The journal “Psychological Science” published an article last year linking being green to being mean. The authors argue that wearing a “halo of green consumerism” makes one more likely to treat others with unkindness as well as to cheat and steal.
Since I believe everything I read, it wasn’t with a bounce in my step that I approached the Sustainability Fair today. The last thing I wanted was to be accosted by a Chancellor Green full of people telling me I wasn’t sustainable and trying to steal my umbrella. But I really wanted to win a trash sculpture, so I donned my camo and went.
Petrified that I would be recognized as the rogue green bean I am, I did my best to blend in. Neon green socks peeked out from my sneakers. I also wore a forest green jacket, green face paint, and even green underwear made of recycled plastic just in case there was a search for unsustainable apparel.
I passed the first checkpoint, the Sustainable Kettle Corn station. I nodded to the men behind the table, and thought I was safe to pass until one called out for me to halt. My heart racing, I stopped in my tracks. I knew I should just proceed without looking back. But I stopped. As I turned around, I prepared not for surrender, but to fight. I was close to ripping off my green jacket and hopping into ninja stance when the man turned out to merely be offering me a map to the sustainable scavenger hunt.
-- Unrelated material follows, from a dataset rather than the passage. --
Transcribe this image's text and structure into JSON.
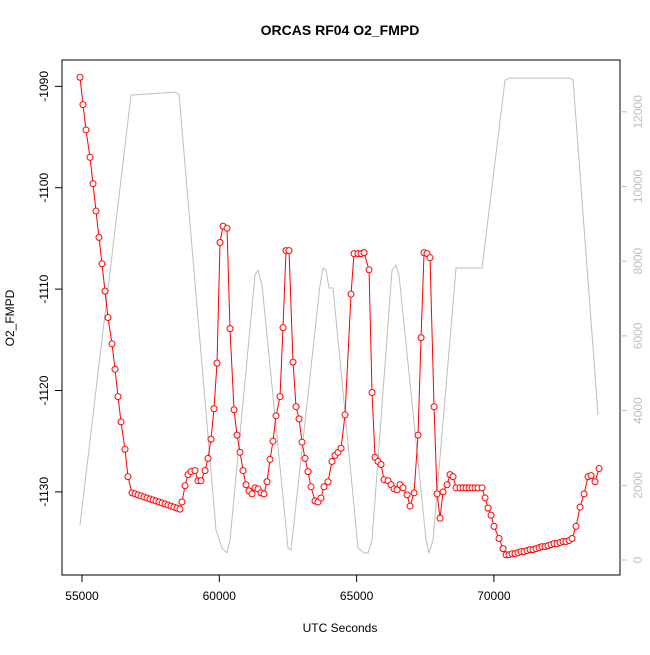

He was actually pretty nice and allowed me to take his picture by the kettle corn with my cell phone camera. My cover wasn’t yet blown.
Inside, there were fabulous trash sculptures every way I turned. I was offered sustainable food and drink in exchange for signing up to receive e-mails from countless sustainable groups on campus. That California roll was definitely worth the ten e-mails I have already received from the Cauliflower Amnesty Association.
After making my way through each station, I felt myself transforming. I was no longer green just in attire, but in body and soul. After seeing the atrocities committed upon our environment at many of the booths, my heart began crying shards of plastic. These people weren’t mean, they were my friends!
But my transformation ground to a halt when I was offered a “sustainable” chicken appetizer. I became enraged with this man extending to me chicken in a plastic cup and asked him whether, if Jon Edward could bring back that chicken to talk to us, the chicken would say he had been treated sustainably. My face became less and less green and more and more red and soon I was yelling and crying and bach-bach-baching like a chicken. Screw the environment, save the chickens! That chicken in the cup wanted to be alive, not featured in a cup of goop at a sustainability fair!
That’s when security came and hauled me out of Chancellor Green and into the cold, dark night. I threw my bottle of Dasani into the trashcan in a last act of sustainable defiance and then went back to my room to clip my fingernails.
-The Blogstress
2 comments:
I almost fell off my chair while reading this. Great story.
The Cauliflower Amnesty Association will hold it's November meeting this Friday at 4:00 pm, in the basement of Frist. On the agenda: "Malaysian Cauliflower Harvesting - The Killing Fields", "Suckling Pig: The Humane Alternative", and "Casseroles: Threat Or Menace?" In keeping with our pledge of solidarity with other species of brassica, our special guest speaker will be a stalk of broccoli.